Tokyo Electric Power company rallied 3.6 percent, while Kawasaki Kisen Kaisha, engaged in marine transportation business, gained 3.3 percent.

Tokai Carbon Co, a producer and exporter of graphite material for use mainly in nuclear energy lost the most with a decline of 5.5 percent. Marubeni Corp. followed suit with a decline of 4.3 percent.

Australia's S&P/ASX200 Index closed trading at 7,296.90 after gaining 23.10 points or 0.3 percent. The index is currently 4.4 percent below its 52-week high of 7632.80.

Metal recycling company Sims Metal Management was the best performing stock with a rally of 6.1 percent. Energy business related technical service provider Worley, iron ore exploration company Champion Iron, and oil and gas exploration company Beach Energy all gained more than 5 percent.

Specialty fashion retailer Premier Investments declined 4.5 percent after a brokerage cut its price target. Insurance Australia Group slumped around 3 percent amidst pay-out concerns on the earthquake in Victoria on Wednesday morning. Energy infrastructure company Ausnet Services dropped 2.7 percent amidst a takeover battle between Brookfield and APA.

The NZX50 Index of the New Zealand Stock Exchange gained 28.86 points or 0.3 percent to close at 13,215.80. At closing levels, the index was 3.1 percent below the 52-week high of 13,643.78.

Dairy business Synlait Milk was the lead gainer, jumping 3.8 percent. Outdoor and surfing accessories maker Kathmandu Holdings followed suit with a gain of 2.7 percent.

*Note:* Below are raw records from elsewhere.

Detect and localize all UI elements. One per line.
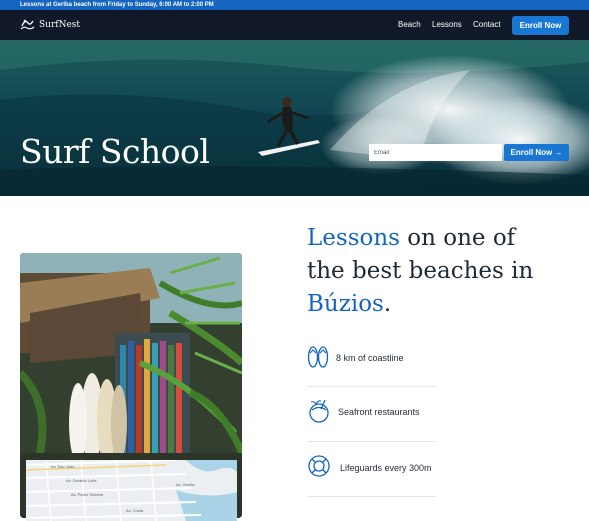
brand-logo[interactable]: SurfNest [20,17,80,32]
headline-location: Búzios [307,291,384,317]
feature-label: Seafront restaurants [338,407,420,417]
announcement-text: Lessons at Geriba beach from Friday to S… [20,2,214,8]
nav-link-contact[interactable]: Contact [473,20,501,29]
feature-label: Lifeguards every 300m [340,463,432,473]
nav-link-lessons[interactable]: Lessons [432,20,462,29]
headline-highlight: Lessons [307,225,400,251]
feature-restaurants: Seafront restaurants [307,386,436,442]
map-street-label: Av. Geraldo Leite [66,478,97,483]
section-headline: Lessons on one of the best beaches in Bú… [307,222,557,321]
map-street-label: Av. Costa [126,508,144,513]
location-map[interactable]: Av. Sao Joao Av. Geraldo Leite Av. Pedro… [26,460,237,521]
map-street-label: Av. Sao Joao [51,464,75,469]
feature-coastline: 8 km of coastline [307,331,436,387]
map-image: Av. Sao Joao Av. Geraldo Leite Av. Pedro… [26,460,237,521]
enroll-now-button[interactable]: Enroll Now [512,16,569,35]
feature-label: 8 km of coastline [336,353,404,363]
email-input[interactable] [369,144,502,161]
map-street-label: Av. Geriba [176,482,195,487]
hero-enroll-button[interactable]: Enroll Now → [504,144,569,161]
announcement-bar: Lessons at Geriba beach from Friday to S… [0,0,589,10]
map-street-label: Av. Pedro Teixeira [71,492,104,497]
flip-flops-icon [307,346,329,368]
headline-period: . [383,291,392,317]
hero-banner: Surf School Enroll Now → [0,40,589,196]
hero-title: Surf School [20,132,210,171]
wave-logo-icon [20,19,35,30]
top-navbar: SurfNest Beach Lessons Contact Enroll No… [0,10,589,40]
lifebuoy-icon [308,455,330,477]
coconut-drink-icon [309,399,329,423]
nav-link-beach[interactable]: Beach [398,20,421,29]
surfer-wave-image [0,40,589,196]
feature-lifeguards: Lifeguards every 300m [307,441,436,497]
brand-name: SurfNest [39,19,81,30]
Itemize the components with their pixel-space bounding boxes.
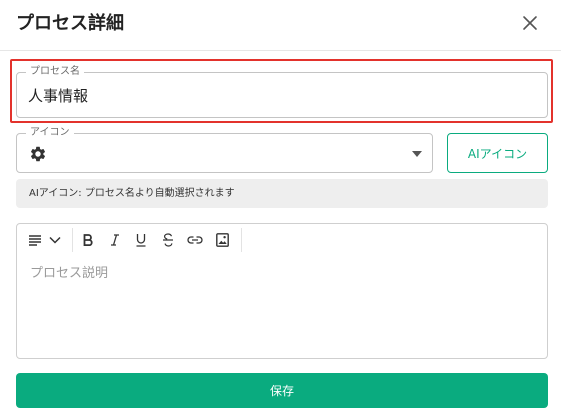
description-placeholder[interactable]: プロセス説明 <box>30 262 108 281</box>
dialog-title: プロセス詳細 <box>16 13 124 34</box>
process-name-value[interactable]: 人事情報 <box>28 85 88 106</box>
paragraph-format-icon[interactable] <box>27 231 43 249</box>
process-name-field[interactable]: プロセス名 人事情報 <box>16 65 548 118</box>
editor-toolbar <box>17 224 547 256</box>
toolbar-separator <box>241 228 242 252</box>
description-editor[interactable]: プロセス説明 <box>16 223 548 359</box>
bold-icon[interactable] <box>81 231 95 249</box>
ai-icon-button[interactable]: AIアイコン <box>447 133 548 173</box>
icon-select-label: アイコン <box>26 126 74 140</box>
chevron-down-icon[interactable] <box>48 231 62 249</box>
gear-icon <box>29 145 47 163</box>
icon-select[interactable]: アイコン <box>16 126 433 173</box>
strikethrough-icon[interactable] <box>161 231 175 249</box>
save-button[interactable]: 保存 <box>16 373 548 408</box>
link-icon[interactable] <box>187 231 203 249</box>
dialog-header: プロセス詳細 <box>0 0 561 51</box>
underline-icon[interactable] <box>134 231 148 249</box>
dropdown-caret-icon[interactable] <box>412 151 422 157</box>
ai-icon-hint: AIアイコン: プロセス名より自動選択されます <box>16 179 548 208</box>
process-name-label: プロセス名 <box>26 65 84 79</box>
toolbar-separator <box>72 228 73 252</box>
close-icon[interactable] <box>519 12 541 34</box>
italic-icon[interactable] <box>108 231 122 249</box>
image-icon[interactable] <box>215 231 229 249</box>
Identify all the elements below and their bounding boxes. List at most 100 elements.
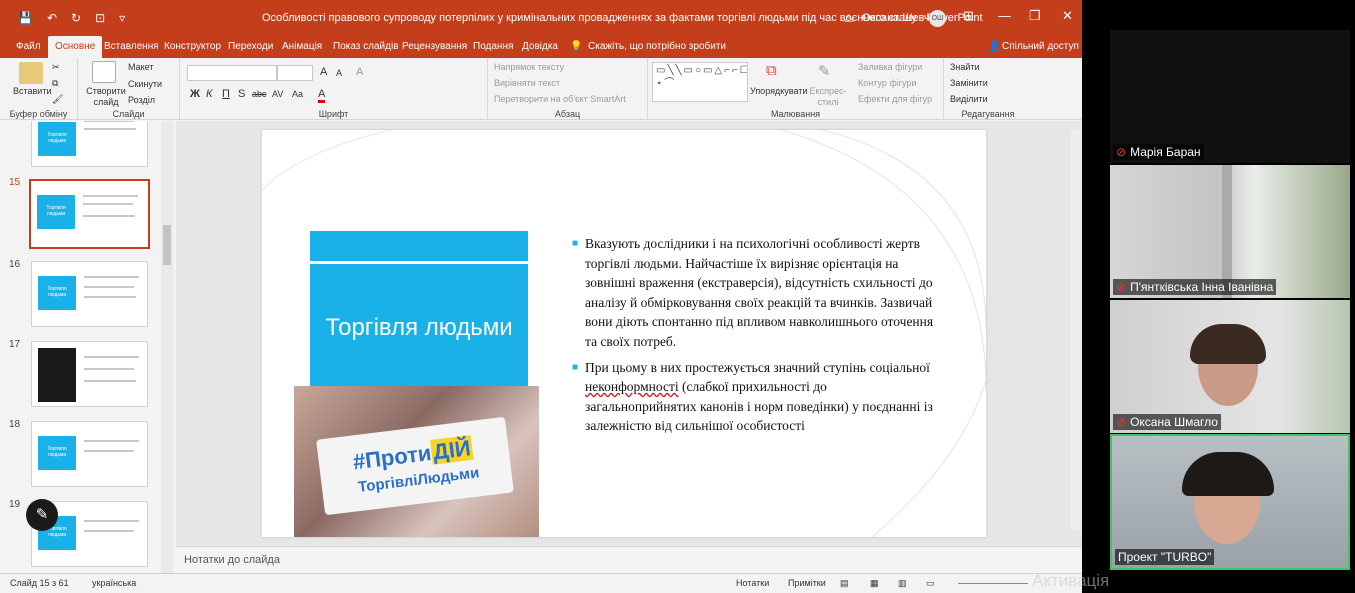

Financial services group Heartland Group Holdings declined 2.6 percent whereas retirement home developer Ryman Healthcare shed 2.5 percent.

On Tuesday, the American stock indices had showed a lackluster performance as "Evergrande" continued to haunt investors ahead of Thursday's scheduled coupon payments on the embattled company's bonds. The Fed's potential tapering timeline also evoked caution amongst traders.

The Nasdaq 100 edged up 0.1 percent to close at 15,027.77, whereas the Dow Jones Industrial Average had declined further by 0.2 percent to end at 33,919.84.